Rets -      Como serão selecionadas as organizações beneficiadas pelo Projeto Telecomunidades/Bibliotecas? Que critérios serão utilizados?


Sergio Goes - Um projeto como este, que pretende alcançar cerca de 4.000 bibliotecas públicas, 5.000 organizações da sociedade civil e 500 centros de referência cultural e científica só pode ser realizado se for radicalmente democrático e transparente. A proposta do Socinfo é fazer uma chamada pública dirigida às instituições interessadas, divulgando amplamente o projeto e solicitando o envio de projetos, que serão analisados por uma comissão composta por especialistas e por representantes dos diversos setores envolvidos.


 Rets -      O universo das Bibliotecas Públicas, dos Centros de Referência Cultural e das bibliotecas das Organizações da Sociedade Civil é muito amplo. Como será feita a implantação e a manutenção do projeto em todas estas instituições espalhadas pelo pais?


Sergio Goes - Evidentemente, a realidade não se curva aos planos, e  é inútil tentar impor fórmulas rígidas e que não respeitem a realidade sócio econômica do setor.

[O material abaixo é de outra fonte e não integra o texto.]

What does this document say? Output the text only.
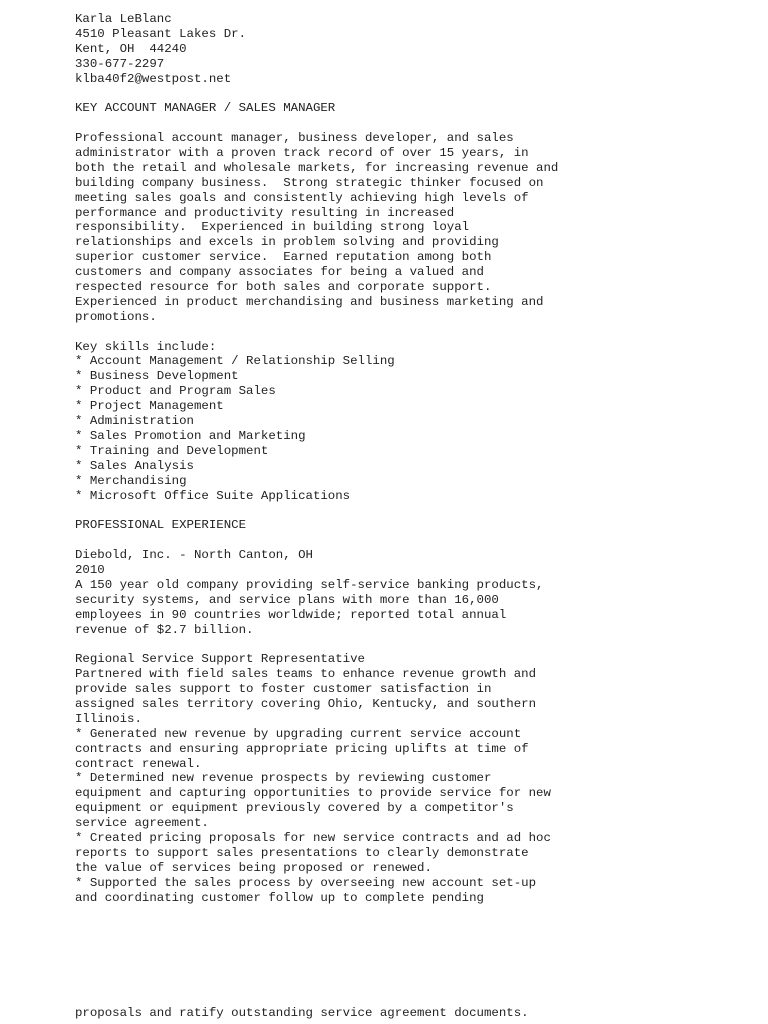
Karla LeBlanc
4510 Pleasant Lakes Dr.
Kent, OH  44240
330-677-2297
klba40f2@westpost.net
KEY ACCOUNT MANAGER / SALES MANAGER
Professional account manager, business developer, and sales
administrator with a proven track record of over 15 years, in
both the retail and wholesale markets, for increasing revenue and
building company business.  Strong strategic thinker focused on
meeting sales goals and consistently achieving high levels of
performance and productivity resulting in increased
responsibility.  Experienced in building strong loyal
relationships and excels in problem solving and providing
superior customer service.  Earned reputation among both
customers and company associates for being a valued and
respected resource for both sales and corporate support.
Experienced in product merchandising and business marketing and
promotions.
Key skills include:
* Account Management / Relationship Selling
* Business Development
* Product and Program Sales
* Project Management
* Administration
* Sales Promotion and Marketing
* Training and Development
* Sales Analysis
* Merchandising
* Microsoft Office Suite Applications
PROFESSIONAL EXPERIENCE
Diebold, Inc. - North Canton, OH
2010
A 150 year old company providing self-service banking products,
security systems, and service plans with more than 16,000
employees in 90 countries worldwide; reported total annual
revenue of $2.7 billion.
Regional Service Support Representative
Partnered with field sales teams to enhance revenue growth and
provide sales support to foster customer satisfaction in
assigned sales territory covering Ohio, Kentucky, and southern
Illinois.
* Generated new revenue by upgrading current service account
contracts and ensuring appropriate pricing uplifts at time of
contract renewal.
* Determined new revenue prospects by reviewing customer
equipment and capturing opportunities to provide service for new
equipment or equipment previously covered by a competitor's
service agreement.
* Created pricing proposals for new service contracts and ad hoc
reports to support sales presentations to clearly demonstrate
the value of services being proposed or renewed.
* Supported the sales process by overseeing new account set-up
and coordinating customer follow up to complete pending
proposals and ratify outstanding service agreement documents.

Levando-se em conta que as bibliotecas públicas brasileiras estão organizadas em sistemas – onde as bibliotecas estaduais coordenam as bibliotecas municipais e a Biblioteca Nacional articula todo o conjunto – e que as organizações da sociedade civil tradicionalmente se articulam em redes de maior ou menor formalidade, a idéia é estimular a formação de projetos cooperativos, onde as bibliotecas estaduais, no primeiro caso, e oscs  de maior porte, no segundo caso, coordenem projetos envolvendo instituições de menor porte. No caso dos centros de referência cultural estamos pensando em dividi-los pelas áreas em que atuam – artísticos, científicos, históricos e etnográficos – e selecionar os mais bem estruturados para coordenar um conjunto de instituições.


Com a intermediação destas organizações de “segundo nível” ficará facilitada uma série de ações essenciais, como capacitação, avaliação, desenvolvimento de campanhas etc.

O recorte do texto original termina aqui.